Abstract View
Improving the Representation of Secondary Organic Aerosol from VCP Sources in Air Quality Models
SREEJITH SASIDHARAN, Qi Li, David R. Cocker III, Mackenzie Humes, Albert Presto, Neil Donahue, Jo Machesky, Drew Gentner, Jeffrey R. Pierce, Shantanu Jathar, Colorado State University
Abstract Number: 224
Working Group: Missing contributors to SOA: The Role of Volatile Chemical Products (VCPS)
Abstract
Volatile chemical products (VCPs) that include consumer products, pesticides, paints, and surface coatings are emerging as dominant sources of volatile organic compounds (VOCs) to the urban atmosphere. These VCP VOCs can oxidize in the atmosphere to form secondary organic aerosol (SOA), yet there are large uncertainties surrounding the oxidation pathways that lead to SOA formation and the contribution of VCP sources to the urban SOA budget. In this work, we leverage two unique laboratory datasets and a state-of-the-science model (i.e., SOM-TOMAS) to develop parameters to represent the SOA formation from key VCP VOCs. The datasets currently represent the only chamber and flow reactor data available for SOA formation from VCP VOCs. The SOM-TOMAS (Statistical Oxidation Model-TwO Moment Aerosol Sectional) model simulates the chemistry, thermodynamic properties, and microphysics of SOA. SOA parameters were developed for several different classes (glycols, glycol ethers, esters and oxygenated aromatics) of VCP VOCs that accounted for the effects of multi-generational aging and losses of vapors to the reactor walls.

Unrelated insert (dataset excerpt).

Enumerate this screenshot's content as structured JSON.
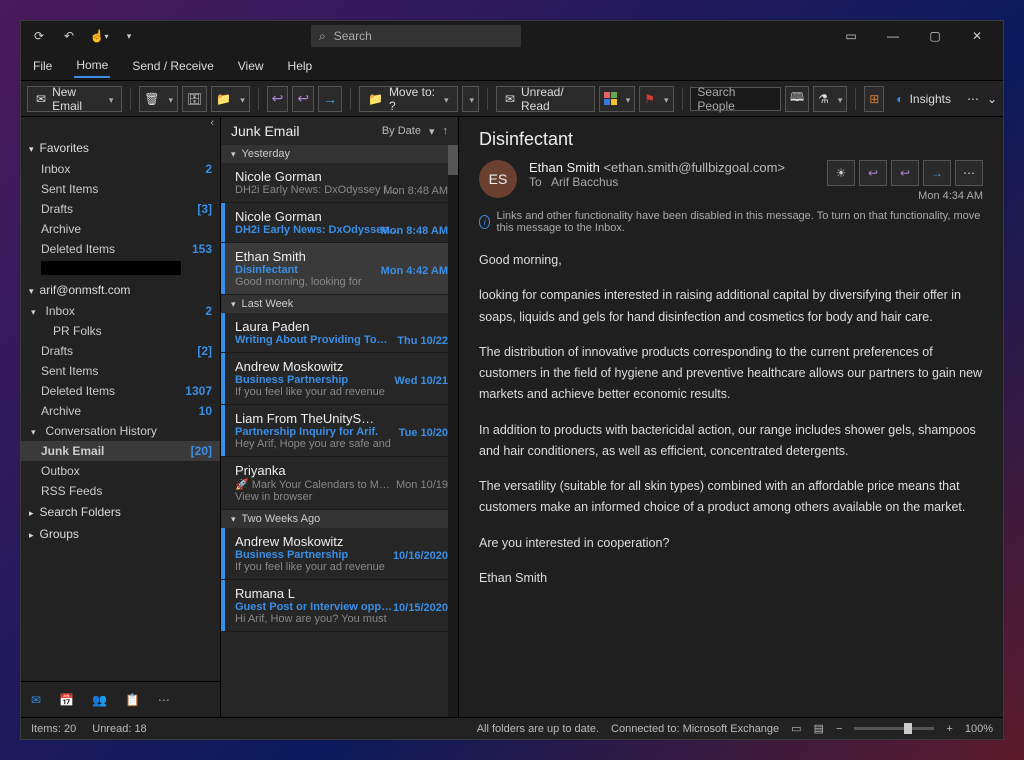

A chemical scheme, based on the branching ratio of the peroxy radical, allowed for the development of a universal set of parameters that explained the SOA formation under both low and high NOX conditions. Ongoing work is focused on box model applications that quantify the (i) SOA mass yields for VCP VOCs under atmospherically-relevant conditions and (ii) SOA formation from anthropogenic sources, including VCPs, in Los Angeles (CalNex-2010) and New York City (NYICE-2018). Future work will incorporate these parameterizations into a chemical transport model to study air quality and atmospheric chemistry in urban environments.